Maiores impactos serão percebidos nos serviços prestados de saúde e de educação (EaD ou remota). O fomento a novos negócios além do acesso de banda larga, também serão ampliados e reforçados.
Hub Tecnólogico
Com uma privilegiada posição geográfica, o Ceará se destaca ao aproximar nações e continentes para toda a Região Nordeste. A chegada de 16 cabos submarinos à capital cearense vindos dos Estados Unidos, Europa e África garantem, segundo o governo, notoriedade internacional no quesito conexão de dados.
“Esse cenário tem atraído grandes data centers e incentivado parcerias com a iniciativa privada, a exemplo da rede global da Angola Cables e EllaLink, duas das principais redes de telecomunicações do mundo. Também estamos em fase de construção do novo Centro de Tecnologia da Informação no Ceará, localizado no Centro de Fortaleza”, adiantou à NORDESTE.
A área é estratégica para o desenvolvimento de atividades voltadas à CT&I, e vai facilitar o acesso e proximidade com o setor acadêmico e empresas.
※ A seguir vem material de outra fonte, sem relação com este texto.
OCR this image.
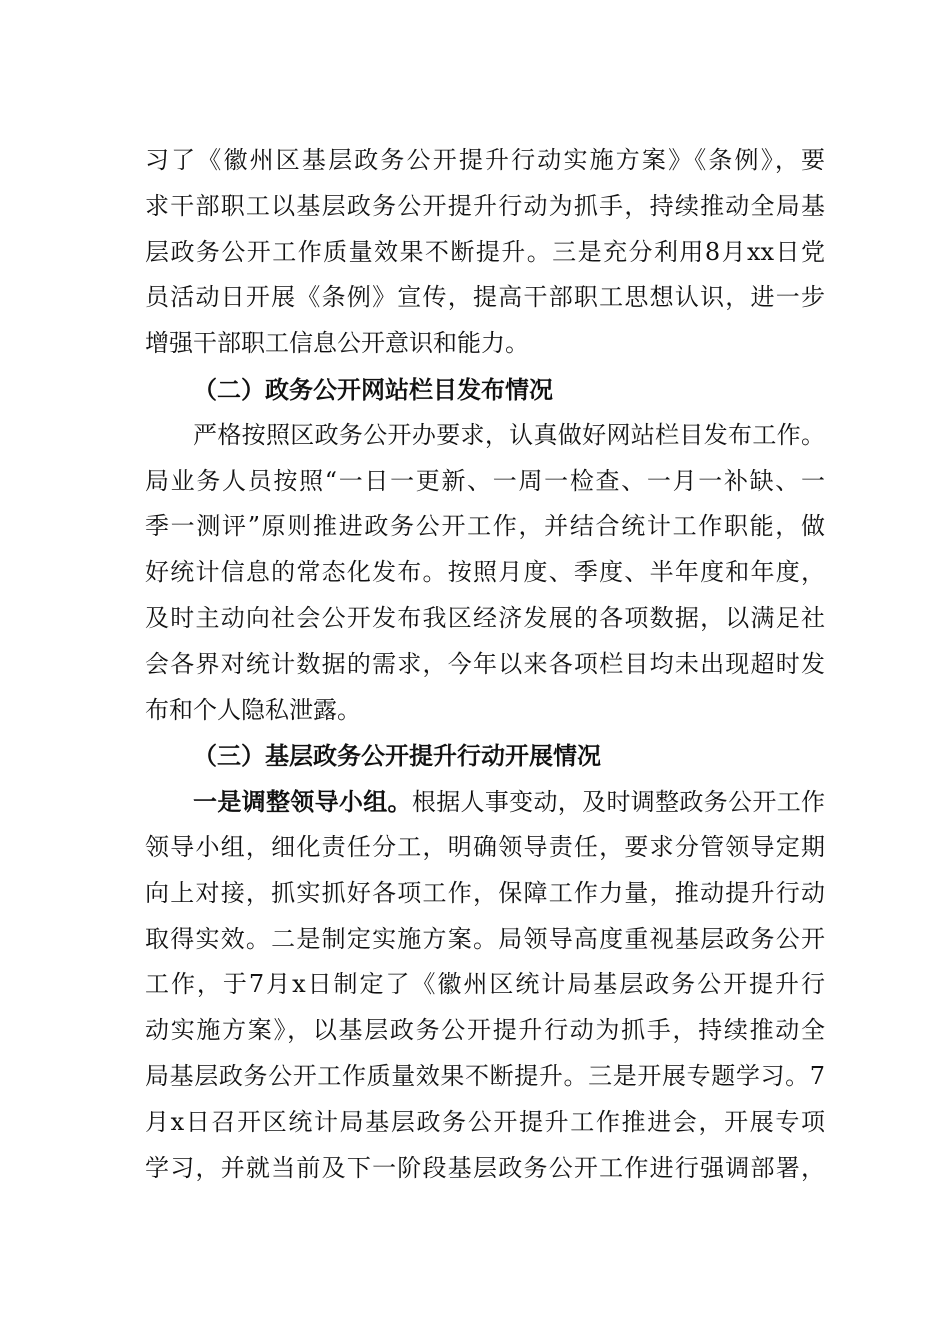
习了《徽州区基层政务公开提升行动实施方案》《条例》，要
求干部职工以基层政务公开提升行动为抓手，持续推动全局基
层政务公开工作质量效果不断提升。三是充分利用8月xx日党
员活动日开展《条例》宣传，提高干部职工思想认识，进一步
增强干部职工信息公开意识和能力。
（二）政务公开网站栏目发布情况
严格按照区政务公开办要求，认真做好网站栏目发布工作。
局业务人员按照“一日一更新、一周一检查、一月一补缺、一
季一测评”原则推进政务公开工作，并结合统计工作职能，做
好统计信息的常态化发布。按照月度、季度、半年度和年度，
及时主动向社会公开发布我区经济发展的各项数据，以满足社
会各界对统计数据的需求，今年以来各项栏目均未出现超时发
布和个人隐私泄露。
（三）基层政务公开提升行动开展情况
一是调整领导小组。根据人事变动，及时调整政务公开工作
领导小组，细化责任分工，明确领导责任，要求分管领导定期
向上对接，抓实抓好各项工作，保障工作力量，推动提升行动
取得实效。二是制定实施方案。局领导高度重视基层政务公开
工作，于7月x日制定了《徽州区统计局基层政务公开提升行
动实施方案》，以基层政务公开提升行动为抓手，持续推动全
局基层政务公开工作质量效果不断提升。三是开展专题学习。7
月x日召开区统计局基层政务公开提升工作推进会，开展专项
学习，并就当前及下一阶段基层政务公开工作进行强调部署，
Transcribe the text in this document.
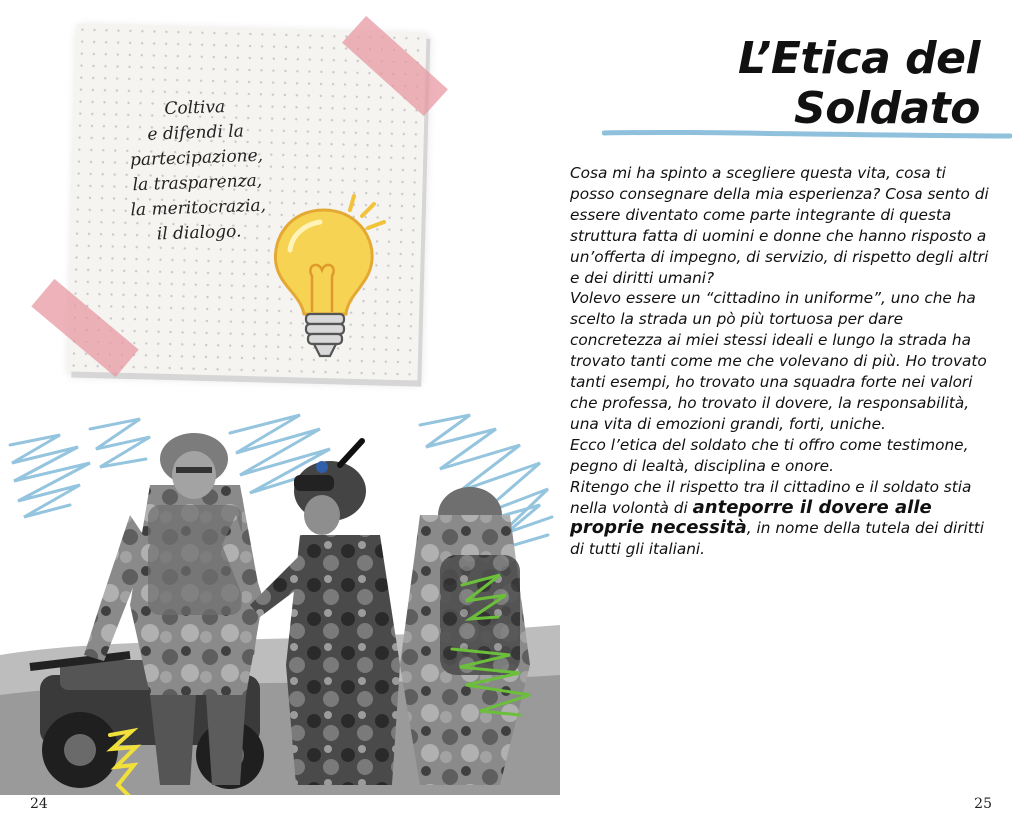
Coltiva
e difendi la
partecipazione,
la trasparenza,
la meritocrazia,
il dialogo.
L’Etica del
Soldato

Cosa mi ha spinto a scegliere questa vita, cosa ti posso consegnare della mia esperienza? Cosa sento di essere diventato come parte integrante di questa struttura fatta di uomini e donne che hanno risposto a un’offerta di impegno, di servizio, di rispetto degli altri e dei diritti umani?

Volevo essere un “cittadino in uniforme”, uno che ha scelto la strada un pò più tortuosa per dare concretezza ai miei stessi ideali e lungo la strada ha trovato tanti come me che volevano di più. Ho trovato tanti esempi, ho trovato una squadra forte nei valori che professa, ho trovato il dovere, la responsabilità, una vita di emozioni grandi, forti, uniche.

Ecco l’etica del soldato che ti offro come testimone, pegno di lealtà, disciplina e onore.

Ritengo che il rispetto tra il cittadino e il soldato stia nella volontà di anteporre il dovere alle proprie necessità, in nome della tutela dei diritti di tutti gli italiani.

24	25
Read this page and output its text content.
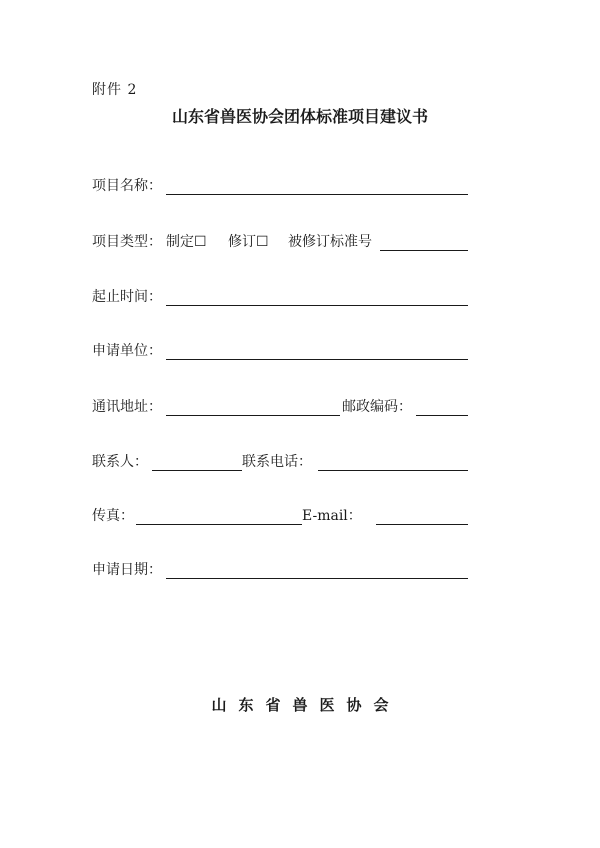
附件 2
山东省兽医协会团体标准项目建议书
项目名称：
项目类型： 制定☐ 修订☐ 被修订标准号
起止时间：
申请单位：
通讯地址：	邮政编码：
联系人：	联系电话：
传真：	E-mail：
申请日期：
山东省兽医协会
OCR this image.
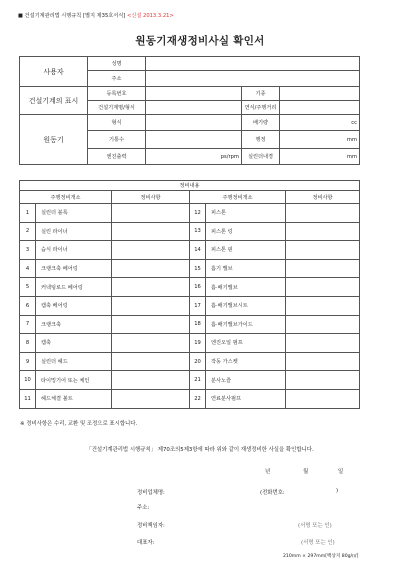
■ 건설기계관리법 시행규칙 [별지 제35호서식] <신설 2013.3.21>
원동기재생정비사실 확인서
사용자	성명			
	주소			
건설기계의 표시	등록번호		기종	
	건설기계명/형식		연식/주행거리	
원동기	형식		배기량	cc
	기통수		행정	mm
	엔진출력	ps/rpm	실린더내경	mm
정비내용					
주행정비개소		정비사항	주행정비개소		정비사항
1	실린더 블록		12	피스톤	
2	실린 라이너		13	피스톤 링	
3	습식 라이너		14	피스톤 핀	
4	크랭크축 베어링		15	흡기 밸브	
5	커넥팅로드 베어링		16	흡·배기밸브	
6	캠축 베어링		17	흡·배기밸브시트	
7	크랭크축		18	흡·배기밸브가이드	
8	캠축		19	엔진오일 펌프	
9	실린더 헤드		20	작동 가스켓	
10	타이밍기어 또는 체인		21	분사노즐	
11	헤드체결 볼트		22	연료분사펌프	
※ 정비사항은 수리, 교환 및 조정으로 표시합니다.
「건설기계관리법 시행규칙」 제70조의5제3항에 따라 위와 같이 재생정비한 사실을 확인합니다.
년	월	일
정비업체명:	(전화번호:	)
주소:
정비책임자:	(서명 또는 인)
대표자:	(서명 또는 인)
210mm × 297mm[백상지 80g/㎡]
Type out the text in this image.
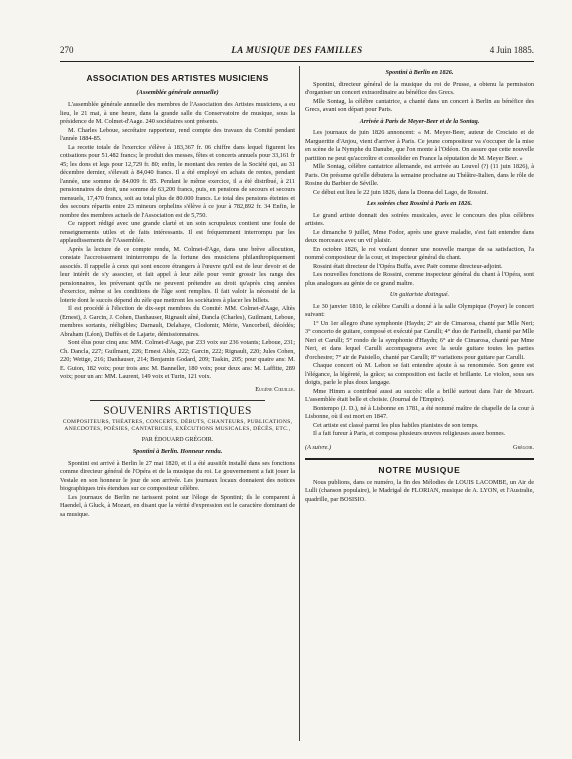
270	LA MUSIQUE DES FAMILLES	4 Juin 1885.
ASSOCIATION DES ARTISTES MUSICIENS
(Assemblée générale annuelle)

L'assemblée générale annuelle des membres de l'Association des Artistes musiciens, a eu lieu, le 21 mai, à une heure, dans la grande salle du Conservatoire de musique, sous la présidence de M. Colmet-d'Aage. 240 sociétaires sont présents.

M. Charles Leboue, secrétaire rapporteur, rend compte des travaux du Comité pendant l'année 1884-85.

La recette totale de l'exercice s'élève à 183,367 fr. 06 chiffre dans lequel figurent les cotisations pour 51.482 francs; le produit des messes, fêtes et concerts annuels pour 33,161 fr 45; les dons et legs pour 12,729 fr. 80; enfin, le montant des rentes de la Société qui, au 31 décembre dernier, s'élevait à 84,040 francs. Il a été employé en achats de rentes, pendant l'année, une somme de 84.009 fr. 85. Pendant le même exercice, il a été distribué, à 211 pensionnaires de droit, une somme de 63,200 francs, puis, en pensions de secours et secours mensuels, 17,470 francs, soit au total plus de 80.000 francs. Le total des pensions éteintes et des secours répartis entre 23 mineurs orphelins s'élève à ce jour à 782,892 fr. 34 Enfin, le nombre des membres actuels de l'Association est de 5,750.

Ce rapport rédigé avec une grande clarté et un soin scrupuleux contient une foule de renseignements utiles et de faits intéressants. Il est fréquemment interrompu par les applaudissements de l'Assemblée.

Après la lecture de ce compte rendu, M. Colmet-d'Age, dans une brève allocution, constate l'accroissement ininterrompu de la fortune des musiciens philanthropiquement associés. Il rappelle à ceux qui sont encore étrangers à l'œuvre qu'il est de leur devoir et de leur intérêt de s'y associer, et fait appel à leur zèle pour venir grossir les rangs des pensionnaires, les prévenant qu'ils ne peuvent prétendre au droit qu'après cinq années d'exercice, même si les conditions de l'âge sont remplies. Il fait valoir la nécessité de la loterie dont le succès dépend du zèle que mettront les sociétaires à placer les billets.

Il est procédé à l'élection de dix-sept membres du Comité: MM. Colmet-d'Aage, Altès (Ernest), J. Garcin, J. Cohen, Danhauser, Rignault aîné, Dancla (Charles), Guilmant, Leboue, membres sortants, rééligibles; Darnault, Delahaye, Clodomir, Mérie, Vancorbeil, décédés; Abraham (Léon), Duffès et de Lajarte, démissionnaires.

Sont élus pour cinq ans: MM. Colmet-d'Aage, par 233 voix sur 236 votants; Leboue, 231; Ch. Dancla, 227; Guilmant, 226; Ernest Altès, 222; Garcin, 222; Rignault, 220; Jules Cohen, 220; Wettge, 216; Danhauser, 214; Benjamin Godard, 209; Taskin, 205; pour quatre ans: M. E. Guion, 182 voix; pour trois ans: M. Banneller, 180 voix; pour deux ans: M. Laffitte, 289 voix; pour un an: MM. Laurent, 149 voix et Turin, 121 voix.

Eugène Cœuille.
SOUVENIRS ARTISTIQUES
COMPOSITEURS, THÉATRES, CONCERTS, DÉBUTS, CHANTEURS, PUBLICATIONS, ANECDOTES, POÉSIES, CANTATRICES, EXÉCUTIONS MUSICALES, DÉCÈS, ETC.,
PAR ÉDOUARD GRÉGOIR.
Spontini à Berlin. Honneur rendu.

Spontini est arrivé à Berlin le 27 mai 1820, et il a été aussitôt installé dans ses fonctions comme directeur général de l'Opéra et de la musique du roi. Le gouvernement a fait jouer la Vestale en son honneur le jour de son arrivée. Les journaux locaux donnaient des notices biographiques très étendues sur ce compositeur célèbre.

Les journaux de Berlin ne tarissent point sur l'éloge de Spontini; ils le comparent à Haendel, à Gluck, à Mozart, en disant que la vérité d'expression est le caractère dominant de sa musique.

Spontini à Berlin en 1826.

Spontini, directeur général de la musique du roi de Prusse, a obtenu la permission d'organiser un concert extraordinaire au bénéfice des Grecs.

Mlle Sontag, la célèbre cantatrice, a chanté dans un concert à Berlin au bénéfice des Grecs, avant son départ pour Paris.

Arrivée à Paris de Meyer-Beer et de la Sontag.

Les journaux de juin 1826 annoncent: « M. Meyer-Beer, auteur de Crociato et de Margueritte d'Anjou, vient d'arriver à Paris. Ce jeune compositeur va s'occuper de la mise en scène de la Nymphe du Danube, que l'on monte à l'Odéon. On assure que cette nouvelle partition ne peut qu'accroître et consolider en France la réputation de M. Meyer Beer. »

Mlle Sontag, célèbre cantatrice allemande, est arrivée au Louvel (?) (11 juin 1826), à Paris. On présume qu'elle débutera la semaine prochaine au Théâtre-Italien, dans le rôle de Rosine du Barbier de Séville.

Ce début eut lieu le 22 juin 1826, dans la Donna del Lago, de Rossini.

Les soirées chez Rossini à Paris en 1826.

Le grand artiste donnait des soirées musicales, avec le concours des plus célèbres artistes.

Le dimanche 9 juillet, Mme Fodor, après une grave maladie, s'est fait entendre dans deux morceaux avec un vif plaisir.

En octobre 1826, le roi voulant donner une nouvelle marque de sa satisfaction, l'a nommé compositeur de la cour, et inspecteur général du chant.

Rossini était directeur de l'Opéra Buffa, avec Paër comme directeur-adjoint.

Les nouvelles fonctions de Rossini, comme inspecteur général du chant à l'Opéra, sont plus analogues au génie de ce grand maître.

Un guitariste distingué.

Le 30 janvier 1810, le célèbre Carulli a donné à la salle Olympique (Foyer) le concert suivant:

1° Un 1er allegro d'une symphonie (Haydn; 2° air de Cimarosa, chanté par Mlle Neri; 3° concerto de guitare, composé et exécuté par Carulli; 4° duo de Farinelli, chanté par Mlle Neri et Carulli; 5° rondo de la symphonie d'Haydn; 6° air de Cimarosa, chanté par Mme Neri, et dans lequel Carulli accompagnera avec la seule guitare toutes les parties d'orchestre; 7° air de Paisiello, chanté par Carulli; 8° variations pour guitare par Carulli.

Chaque concert où M. Lebon se fait entendre ajoute à sa renommée. Son genre est l'élégance, la légèreté, la grâce; sa composition est facile et brillante. Le violon, sous ses doigts, parle le plus doux langage.

Mme Himm a contribué aussi au succès: elle a brillé surtout dans l'air de Mozart. L'assemblée était belle et choisie. (Journal de l'Empire).

Bontempo (J. D.), né à Lisbonne en 1781, a été nommé maître de chapelle de la cour à Lisbonne, où il est mort en 1847.

Cet artiste est classé parmi les plus habiles pianistes de son temps.

Il a fait fureur à Paris, et composa plusieurs œuvres religieuses assez bonnes.

(A suivre.)	Grégoir.
NOTRE MUSIQUE

Nous publions, dans ce numéro, la fin des Mélodies de LOUIS LACOMBE, un Air de Lulli (chanson populaire), le Madrigal de FLORIAN, musique de A. LYON, et l'Australie, quadrille, par BOSISIO.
Para reforma e adaptação do prédio, realizou-se uma parceria entre a Secitece e o Ministério da Ciência, Tecnologia e Inovação. Ao todo, o Centro de Tecnologia da Informação no Ceará terá 2320m² de extensão, com previsão para 25 startups residentes e duas empresas âncoras.
A articulação com outros setores, como o “Sistema S” e outras setoriais do Governo do Estado, será necessária para consolidar a integração do ecossistema de CT&I.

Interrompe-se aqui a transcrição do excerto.